History
Ozawa Hall before a concertTanglewood was named for American author Nathaniel Hawthorne. Hawthorne, on the advice of his publisher William Ticknor, rented a small cottage in the area in March 1850 from William Aspinwall Tappan. While at the cottage Hawthorne wrote Tanglewood Tales (1853), a re-writing of a number of Greek myths for boys and girls. In memory of the book, the owner renamed the cottage "Tanglewood", and the name was soon copied by a nearby summer estate owned by the Tappan family.
Tanglewood concerts can be traced back to 1936, when the Boston Symphony Orchestra (BSO) gave its first concerts in the Berkshires. This first three-concert series was held under a tent for a total crowd of 15,000. That same year, Mary Aspinwall Tappan (descendant of Chinese merchant William F. Sturgis and abolitionist Lewis Tappan), gave the family's summer estate—Tanglewood—to the orchestra.

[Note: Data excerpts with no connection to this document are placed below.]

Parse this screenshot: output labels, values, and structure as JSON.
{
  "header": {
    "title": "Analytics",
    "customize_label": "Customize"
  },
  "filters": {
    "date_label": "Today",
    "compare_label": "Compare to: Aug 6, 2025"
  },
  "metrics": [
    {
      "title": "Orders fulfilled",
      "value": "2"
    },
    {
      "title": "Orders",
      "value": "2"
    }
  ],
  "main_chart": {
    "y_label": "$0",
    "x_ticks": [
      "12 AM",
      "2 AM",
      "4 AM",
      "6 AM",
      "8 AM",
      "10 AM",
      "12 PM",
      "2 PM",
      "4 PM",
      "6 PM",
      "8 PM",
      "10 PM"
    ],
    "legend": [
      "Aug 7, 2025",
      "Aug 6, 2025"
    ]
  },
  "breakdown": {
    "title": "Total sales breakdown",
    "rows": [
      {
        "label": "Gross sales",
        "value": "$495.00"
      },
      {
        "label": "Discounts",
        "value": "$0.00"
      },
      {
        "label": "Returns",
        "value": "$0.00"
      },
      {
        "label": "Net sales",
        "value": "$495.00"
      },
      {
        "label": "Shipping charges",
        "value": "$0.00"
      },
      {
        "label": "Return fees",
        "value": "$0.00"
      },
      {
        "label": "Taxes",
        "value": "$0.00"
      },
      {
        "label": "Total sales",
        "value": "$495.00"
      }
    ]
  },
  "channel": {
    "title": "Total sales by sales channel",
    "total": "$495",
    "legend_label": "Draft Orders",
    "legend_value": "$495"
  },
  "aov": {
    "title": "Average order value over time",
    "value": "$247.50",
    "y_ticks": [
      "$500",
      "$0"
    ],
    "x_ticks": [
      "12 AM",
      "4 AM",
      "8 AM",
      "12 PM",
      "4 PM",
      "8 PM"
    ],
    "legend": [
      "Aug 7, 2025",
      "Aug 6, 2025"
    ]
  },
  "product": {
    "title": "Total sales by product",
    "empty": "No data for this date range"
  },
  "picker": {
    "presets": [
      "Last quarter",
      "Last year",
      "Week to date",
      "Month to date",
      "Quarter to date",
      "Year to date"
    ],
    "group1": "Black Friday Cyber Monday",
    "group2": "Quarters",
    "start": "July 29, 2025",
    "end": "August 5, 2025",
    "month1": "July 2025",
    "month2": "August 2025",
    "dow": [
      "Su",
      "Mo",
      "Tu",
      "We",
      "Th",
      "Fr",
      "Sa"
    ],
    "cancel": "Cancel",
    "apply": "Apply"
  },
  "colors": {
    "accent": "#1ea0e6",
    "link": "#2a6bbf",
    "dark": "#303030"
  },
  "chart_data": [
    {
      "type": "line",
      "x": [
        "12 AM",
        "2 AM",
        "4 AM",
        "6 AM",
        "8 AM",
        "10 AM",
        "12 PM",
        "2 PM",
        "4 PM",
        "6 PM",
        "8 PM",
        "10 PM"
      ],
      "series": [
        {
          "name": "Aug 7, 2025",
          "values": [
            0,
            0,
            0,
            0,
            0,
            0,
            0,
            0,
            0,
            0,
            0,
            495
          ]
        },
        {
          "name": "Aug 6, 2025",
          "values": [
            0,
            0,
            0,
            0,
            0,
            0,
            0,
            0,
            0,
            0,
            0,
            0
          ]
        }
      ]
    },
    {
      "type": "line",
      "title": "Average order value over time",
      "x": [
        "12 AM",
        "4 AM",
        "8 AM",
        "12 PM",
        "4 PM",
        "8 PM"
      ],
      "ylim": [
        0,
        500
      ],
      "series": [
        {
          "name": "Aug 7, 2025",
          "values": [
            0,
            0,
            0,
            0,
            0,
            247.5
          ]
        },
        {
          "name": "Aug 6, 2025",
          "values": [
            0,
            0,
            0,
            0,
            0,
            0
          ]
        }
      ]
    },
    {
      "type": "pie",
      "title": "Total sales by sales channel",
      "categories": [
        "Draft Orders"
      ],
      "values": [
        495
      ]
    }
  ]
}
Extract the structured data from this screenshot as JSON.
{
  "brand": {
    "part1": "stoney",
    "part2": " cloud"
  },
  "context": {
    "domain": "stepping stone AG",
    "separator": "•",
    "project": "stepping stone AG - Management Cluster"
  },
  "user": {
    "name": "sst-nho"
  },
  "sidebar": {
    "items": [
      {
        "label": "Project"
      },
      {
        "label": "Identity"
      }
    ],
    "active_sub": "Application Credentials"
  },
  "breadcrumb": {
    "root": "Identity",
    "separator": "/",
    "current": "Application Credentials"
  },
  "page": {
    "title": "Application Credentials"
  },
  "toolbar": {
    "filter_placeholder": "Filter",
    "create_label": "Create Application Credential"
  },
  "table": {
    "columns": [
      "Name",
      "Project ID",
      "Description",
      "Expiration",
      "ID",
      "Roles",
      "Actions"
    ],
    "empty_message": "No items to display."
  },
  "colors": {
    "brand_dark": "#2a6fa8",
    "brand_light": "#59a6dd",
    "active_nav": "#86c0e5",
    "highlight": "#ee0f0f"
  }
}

In 1937, the BSO returned for an all-Beethoven program, presented at Tanglewood (210 acres), donated by the Tappan family. In 1938, a fan-shaped shed (now known as the Koussevitzky Music Shed, or "the Shed") was constructed, with some 5,100 seats, giving the BSO a permanent open-air structure in which to perform. Two years later, conductor Serge Koussevitzky initiated a summer school for approximately 300 young musicians, now known as the Tanglewood Music Center (formerly the Berkshire Music Center).
The Boston Symphony Orchestra has performed in the Koussevitzky Music Shed every summer since, except for the interval 1942–45 when the Trustees canceled the concerts and summer school due to World War II. The Shed was renovated in 1959 with acoustic designs by BBN Technologies. In 1986 the BSO acquired the adjacent Highwood estate, increasing the property area by about 40%. Seiji Ozawa Hall (1994) was built on this newly expanded property.
Leonard Bernstein conducted the Boston Symphony at Tanglewood in August 1990 in what proved to be his very last concert. Deutsche Grammophon released a live recording of the concert on CD.